Arrivés à Lubok Sayong, ils sont tombés amoureux des envolées de calaos, de l’indolence des habitants, du temps qui passe, des ramboutans fermes et juteux, et bien sûr, du laksa, soupe épicée locale à base de nouilles. A deux, ils égaieront le quotidien de la bourgade, tantôt en initiant le premier festival gay-friendly de la région, tantôt en promouvant l’artiste local sur les réseaux sociaux, attirant des touristes loufoques et baroudeurs dans cette petite ville oubliée des politiques de décentralisation. Par ses descriptions, Shih-Li Kow nous fait en prime découvrir une région malaise du Perak chaleureuse et bienveillante. Critique sociale, fable, roman, ce livre est tout cela à la fois, et bien plus encore.

Une envie d’ailleurs

Vous l’aurez remarqué, cette fois j’ai opté pour de la littérature étrangère et je n’ai pas été déçue. J’ai aimé que la traduction française par Frédéric Grellier ait conservé pas moins de 45 mots et expressions malais. Cela ne retire rien à la beauté de ce récit, le rendant au contraire encore plus authentique. Il m’a certes fallu faire des aller-retours entre la page en cours et le lexique à la fin du livre, mais cela ne m’a pas dérangée. Bien au contraire ! J’ai apprécié que Shih-Li Kow, en écrivant « La somme de nos folies », ne se soit pas lancée dans des explications et raccourcis destinés à ses potentiels lecteurs non-malais. Et c’est en cela que réside la beauté de la littérature qui nous est étrangère: faire une rencontre fulgurante, tolérante et privilégiée avec un autre pays et une autre culture. Alors je me suis dit que je me devais de partager avec vous mes trois principes (et pré-requis !) lorsque je m’essaye à la littérature étrangère.

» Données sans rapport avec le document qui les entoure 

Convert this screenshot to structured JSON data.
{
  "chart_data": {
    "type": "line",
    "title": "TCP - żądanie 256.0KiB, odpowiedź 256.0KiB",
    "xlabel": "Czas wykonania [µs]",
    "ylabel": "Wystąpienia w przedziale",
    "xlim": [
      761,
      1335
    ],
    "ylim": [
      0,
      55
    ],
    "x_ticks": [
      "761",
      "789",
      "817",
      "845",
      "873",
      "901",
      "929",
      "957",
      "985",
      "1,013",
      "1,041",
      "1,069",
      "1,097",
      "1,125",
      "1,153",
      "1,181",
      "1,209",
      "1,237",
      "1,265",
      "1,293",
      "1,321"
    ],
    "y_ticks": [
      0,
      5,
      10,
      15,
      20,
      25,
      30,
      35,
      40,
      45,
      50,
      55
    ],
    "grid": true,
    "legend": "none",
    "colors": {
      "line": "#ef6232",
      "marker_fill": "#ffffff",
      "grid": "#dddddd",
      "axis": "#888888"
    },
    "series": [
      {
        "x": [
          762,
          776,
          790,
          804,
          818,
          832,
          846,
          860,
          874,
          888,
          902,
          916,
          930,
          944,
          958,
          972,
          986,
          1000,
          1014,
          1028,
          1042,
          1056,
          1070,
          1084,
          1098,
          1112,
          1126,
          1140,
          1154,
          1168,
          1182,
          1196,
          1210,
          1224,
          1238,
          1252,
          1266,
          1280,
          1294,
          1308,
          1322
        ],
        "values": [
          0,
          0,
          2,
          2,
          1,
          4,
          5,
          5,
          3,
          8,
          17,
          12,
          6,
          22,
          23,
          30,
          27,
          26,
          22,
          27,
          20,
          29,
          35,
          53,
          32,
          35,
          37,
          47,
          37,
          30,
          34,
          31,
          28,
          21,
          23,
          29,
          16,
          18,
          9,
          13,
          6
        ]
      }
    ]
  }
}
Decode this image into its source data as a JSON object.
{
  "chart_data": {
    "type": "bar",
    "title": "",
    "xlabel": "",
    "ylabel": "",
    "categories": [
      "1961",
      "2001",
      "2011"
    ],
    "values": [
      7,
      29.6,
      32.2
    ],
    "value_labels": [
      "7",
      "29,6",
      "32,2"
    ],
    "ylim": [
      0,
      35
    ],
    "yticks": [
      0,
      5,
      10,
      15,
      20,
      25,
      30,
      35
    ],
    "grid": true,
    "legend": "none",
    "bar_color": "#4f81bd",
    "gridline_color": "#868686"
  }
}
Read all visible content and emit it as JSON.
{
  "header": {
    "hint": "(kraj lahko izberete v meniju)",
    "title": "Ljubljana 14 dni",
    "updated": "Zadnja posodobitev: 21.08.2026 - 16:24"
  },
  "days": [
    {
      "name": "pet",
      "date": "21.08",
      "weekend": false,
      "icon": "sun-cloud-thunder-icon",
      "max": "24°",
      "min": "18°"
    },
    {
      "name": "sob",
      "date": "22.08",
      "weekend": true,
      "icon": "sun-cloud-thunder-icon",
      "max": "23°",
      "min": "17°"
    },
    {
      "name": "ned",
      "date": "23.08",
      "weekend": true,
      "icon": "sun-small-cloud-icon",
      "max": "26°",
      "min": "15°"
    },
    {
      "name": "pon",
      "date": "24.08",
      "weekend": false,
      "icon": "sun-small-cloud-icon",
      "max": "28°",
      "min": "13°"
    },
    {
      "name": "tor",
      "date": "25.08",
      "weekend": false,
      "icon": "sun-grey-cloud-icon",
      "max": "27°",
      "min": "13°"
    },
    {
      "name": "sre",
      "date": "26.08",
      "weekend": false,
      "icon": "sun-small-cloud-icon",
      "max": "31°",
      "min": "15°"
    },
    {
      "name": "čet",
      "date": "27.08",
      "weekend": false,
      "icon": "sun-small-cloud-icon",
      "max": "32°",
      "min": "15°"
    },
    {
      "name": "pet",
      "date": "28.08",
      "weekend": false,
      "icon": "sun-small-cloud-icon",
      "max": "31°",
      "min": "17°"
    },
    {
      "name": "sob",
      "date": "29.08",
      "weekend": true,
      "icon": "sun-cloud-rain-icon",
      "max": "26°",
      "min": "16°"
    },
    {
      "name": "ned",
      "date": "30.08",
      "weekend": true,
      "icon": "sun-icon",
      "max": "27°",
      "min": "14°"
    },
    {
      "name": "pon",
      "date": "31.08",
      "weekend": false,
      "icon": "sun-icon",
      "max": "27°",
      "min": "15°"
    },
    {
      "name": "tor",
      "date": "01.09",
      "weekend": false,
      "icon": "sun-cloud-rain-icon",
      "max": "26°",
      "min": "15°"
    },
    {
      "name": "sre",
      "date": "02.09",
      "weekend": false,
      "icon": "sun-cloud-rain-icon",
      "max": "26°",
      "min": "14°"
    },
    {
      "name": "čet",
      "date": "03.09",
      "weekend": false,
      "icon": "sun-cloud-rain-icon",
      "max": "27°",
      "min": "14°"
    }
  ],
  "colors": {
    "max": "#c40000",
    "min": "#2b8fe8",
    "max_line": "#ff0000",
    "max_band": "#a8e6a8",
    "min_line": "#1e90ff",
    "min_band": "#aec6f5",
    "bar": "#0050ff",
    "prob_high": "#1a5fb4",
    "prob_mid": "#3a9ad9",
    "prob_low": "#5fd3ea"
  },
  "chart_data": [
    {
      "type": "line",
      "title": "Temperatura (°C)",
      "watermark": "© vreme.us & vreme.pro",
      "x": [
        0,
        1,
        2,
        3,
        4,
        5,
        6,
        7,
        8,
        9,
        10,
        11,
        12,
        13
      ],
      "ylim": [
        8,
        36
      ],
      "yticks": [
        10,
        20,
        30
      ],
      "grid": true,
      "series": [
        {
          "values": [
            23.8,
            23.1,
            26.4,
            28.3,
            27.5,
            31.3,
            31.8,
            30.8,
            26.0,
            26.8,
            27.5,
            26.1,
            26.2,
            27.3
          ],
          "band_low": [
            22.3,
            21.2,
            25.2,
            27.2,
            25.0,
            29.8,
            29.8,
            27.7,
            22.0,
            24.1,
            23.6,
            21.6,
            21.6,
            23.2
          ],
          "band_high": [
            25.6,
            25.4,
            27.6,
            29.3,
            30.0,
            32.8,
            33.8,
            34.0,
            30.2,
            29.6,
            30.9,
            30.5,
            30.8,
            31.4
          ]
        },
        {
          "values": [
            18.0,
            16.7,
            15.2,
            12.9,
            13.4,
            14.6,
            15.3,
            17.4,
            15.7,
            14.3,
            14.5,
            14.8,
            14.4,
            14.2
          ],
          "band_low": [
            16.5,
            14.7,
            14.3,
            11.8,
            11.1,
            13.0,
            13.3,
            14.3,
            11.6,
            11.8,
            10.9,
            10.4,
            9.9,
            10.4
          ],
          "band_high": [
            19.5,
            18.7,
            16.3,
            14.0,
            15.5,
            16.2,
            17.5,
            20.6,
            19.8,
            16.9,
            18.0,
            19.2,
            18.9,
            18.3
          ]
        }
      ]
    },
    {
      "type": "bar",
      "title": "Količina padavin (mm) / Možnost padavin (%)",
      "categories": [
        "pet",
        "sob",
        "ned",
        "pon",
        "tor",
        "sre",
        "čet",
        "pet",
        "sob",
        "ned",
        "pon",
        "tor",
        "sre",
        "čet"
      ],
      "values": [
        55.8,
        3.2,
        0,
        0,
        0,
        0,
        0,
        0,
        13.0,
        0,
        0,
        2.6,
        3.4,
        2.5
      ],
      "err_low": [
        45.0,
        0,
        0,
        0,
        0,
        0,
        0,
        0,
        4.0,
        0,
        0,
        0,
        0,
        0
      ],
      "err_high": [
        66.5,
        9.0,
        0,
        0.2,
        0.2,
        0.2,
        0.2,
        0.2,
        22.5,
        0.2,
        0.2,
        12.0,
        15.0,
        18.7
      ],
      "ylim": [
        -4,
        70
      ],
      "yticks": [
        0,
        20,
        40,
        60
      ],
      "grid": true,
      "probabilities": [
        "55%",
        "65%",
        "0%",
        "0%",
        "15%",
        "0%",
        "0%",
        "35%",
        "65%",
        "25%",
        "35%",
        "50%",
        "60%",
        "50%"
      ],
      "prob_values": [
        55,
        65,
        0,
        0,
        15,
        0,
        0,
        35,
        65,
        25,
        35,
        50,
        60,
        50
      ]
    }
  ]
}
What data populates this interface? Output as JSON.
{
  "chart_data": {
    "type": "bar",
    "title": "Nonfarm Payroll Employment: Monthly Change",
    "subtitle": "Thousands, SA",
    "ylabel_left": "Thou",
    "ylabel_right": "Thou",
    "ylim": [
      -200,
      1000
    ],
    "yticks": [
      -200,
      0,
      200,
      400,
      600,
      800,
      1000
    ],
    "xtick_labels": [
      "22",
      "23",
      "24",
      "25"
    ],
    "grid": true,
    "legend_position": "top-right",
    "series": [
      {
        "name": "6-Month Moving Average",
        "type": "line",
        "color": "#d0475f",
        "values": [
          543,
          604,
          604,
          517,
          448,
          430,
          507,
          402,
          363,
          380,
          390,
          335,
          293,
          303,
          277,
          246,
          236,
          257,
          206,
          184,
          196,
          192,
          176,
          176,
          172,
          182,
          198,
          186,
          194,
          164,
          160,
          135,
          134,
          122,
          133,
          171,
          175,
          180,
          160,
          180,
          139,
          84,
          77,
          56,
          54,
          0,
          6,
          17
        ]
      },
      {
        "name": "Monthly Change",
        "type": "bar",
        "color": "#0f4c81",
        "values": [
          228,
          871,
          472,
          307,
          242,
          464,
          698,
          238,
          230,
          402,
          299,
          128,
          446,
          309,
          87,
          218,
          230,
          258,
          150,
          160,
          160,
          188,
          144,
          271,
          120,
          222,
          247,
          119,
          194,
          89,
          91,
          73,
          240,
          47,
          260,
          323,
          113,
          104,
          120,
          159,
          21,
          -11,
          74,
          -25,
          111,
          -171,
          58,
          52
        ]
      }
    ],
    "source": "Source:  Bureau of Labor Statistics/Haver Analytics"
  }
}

1)     Si tu ne comprends pas tout… ce n’est pas grave !

Ne t’attends pas à un dictionnaire ou à des notes de bas de page. Ne t’attends pas à connaître, comprendre, ou réussir à prononcer tous les mots, rituels, prénoms, fruits exotiques, animaux et lieux, que tu liras. L’auteur écrit selon son paradigme, sa culture, son background, et certainement pas selon un prisme universel. Et c’est pour cette raison que le roman étranger (pas tous, malheureusement) est beau. Il nous amène à apprécier tout ce qui nous est différent, sans pour autant plonger dans une écriture dénaturée, voir occidentalisée. Aussi, n’attends pas de l’auteur qu’il comble tes lacunes. Les bases géographiques, historiques et politiques, c’est à toi de : soit les avoir, soit les chercher. C’est un roman, pas un outil pédagogique à ton service.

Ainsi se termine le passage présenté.